Mirka


Mirka is a Palestinian village in the West Bank, located 12 km Southwest of the city of Jenin in the northern West Bank. According to the Palestinian Central Bureau of Statistics, the town had a population of 1,555 inhabitants in mid-year 2006.

History

Just southeast of the village is a site where sherds mainly from the Persian era have been found.
Pottery sherds from the early and late Roman, Byzantine, early Muslim and Medieval eras have been found at the village site.

Ottoman era

Mirka, like all of Palestine, was incorporated into the Ottoman Empire in 1517. In the 1596 tax registers, it was part of the nahiya of Jabal Sami, part of the larger Sanjak of Nablus. It had a population of 9 households, all Muslims.

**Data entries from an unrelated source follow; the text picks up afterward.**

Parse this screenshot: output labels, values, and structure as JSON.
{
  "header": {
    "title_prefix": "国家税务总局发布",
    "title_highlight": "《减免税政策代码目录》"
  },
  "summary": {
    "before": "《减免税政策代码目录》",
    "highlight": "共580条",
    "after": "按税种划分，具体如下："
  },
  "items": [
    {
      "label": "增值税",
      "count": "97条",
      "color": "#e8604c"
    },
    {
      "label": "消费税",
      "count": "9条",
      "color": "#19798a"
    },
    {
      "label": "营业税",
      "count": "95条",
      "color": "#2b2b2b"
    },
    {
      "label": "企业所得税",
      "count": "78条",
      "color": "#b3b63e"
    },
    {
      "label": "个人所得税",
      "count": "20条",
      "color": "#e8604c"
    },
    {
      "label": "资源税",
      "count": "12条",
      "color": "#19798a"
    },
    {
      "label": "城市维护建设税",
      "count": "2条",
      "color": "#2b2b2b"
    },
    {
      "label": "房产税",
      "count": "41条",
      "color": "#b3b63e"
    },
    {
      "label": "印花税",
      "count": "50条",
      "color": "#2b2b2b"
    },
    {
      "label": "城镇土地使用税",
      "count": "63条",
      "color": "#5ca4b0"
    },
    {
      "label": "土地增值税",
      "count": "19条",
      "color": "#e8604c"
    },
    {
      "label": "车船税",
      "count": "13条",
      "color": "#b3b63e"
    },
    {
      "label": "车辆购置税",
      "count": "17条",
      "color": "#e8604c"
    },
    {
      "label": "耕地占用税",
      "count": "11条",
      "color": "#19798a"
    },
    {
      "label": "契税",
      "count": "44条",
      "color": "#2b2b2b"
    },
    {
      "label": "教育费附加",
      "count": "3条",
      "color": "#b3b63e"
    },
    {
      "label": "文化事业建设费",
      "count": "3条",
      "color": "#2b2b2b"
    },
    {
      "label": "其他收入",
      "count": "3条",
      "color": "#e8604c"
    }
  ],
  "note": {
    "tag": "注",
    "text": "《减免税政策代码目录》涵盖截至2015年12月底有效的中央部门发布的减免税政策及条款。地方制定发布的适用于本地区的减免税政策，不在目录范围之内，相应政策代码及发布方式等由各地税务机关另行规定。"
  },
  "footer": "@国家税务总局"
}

The inhabitants paid a fixed tax rate of 33,3% on agricultural products, including wheat, barley, summer crops, olive trees, goats and beehives, a press for olive oil or grape syrup, in addition to occasional revenues and a fixed tax for people of Nablus area; a total of 3,780 akçe.
In the 1882 PEF's Survey of Western Palestine, Merkeh is described as: "a hamlet on the side of a bare hill."

British Mandate era

In the 1922 census of Palestine conducted by the British Mandate authorities, Merka had a population 142 Muslims, increasing in the 1931 census to 167 Muslim, in a total of 32 houses.
In the 1945 statistics, the population was 230 Muslims, with a total of 4,396 dunams of land, according to an official land and population survey. Of this, 546 dunams were used for plantations and irrigable land, 1,300 dunams were for cereals, while a total of 26 dunams were built-up, urban land.

Jordanian era

In the wake of the 1948 Arab–Israeli War, and after the 1949 Armistice Agreements, Mirka came under Jordanian rule.
In 1961, the population was 303.

Post-1967

Since the Six-Day War in 1967, Mirka has been under Israeli occupation, and according to the Israeli census of that year, the population of Mirka stood at 142, of whom 59 were registered as having come from Israel.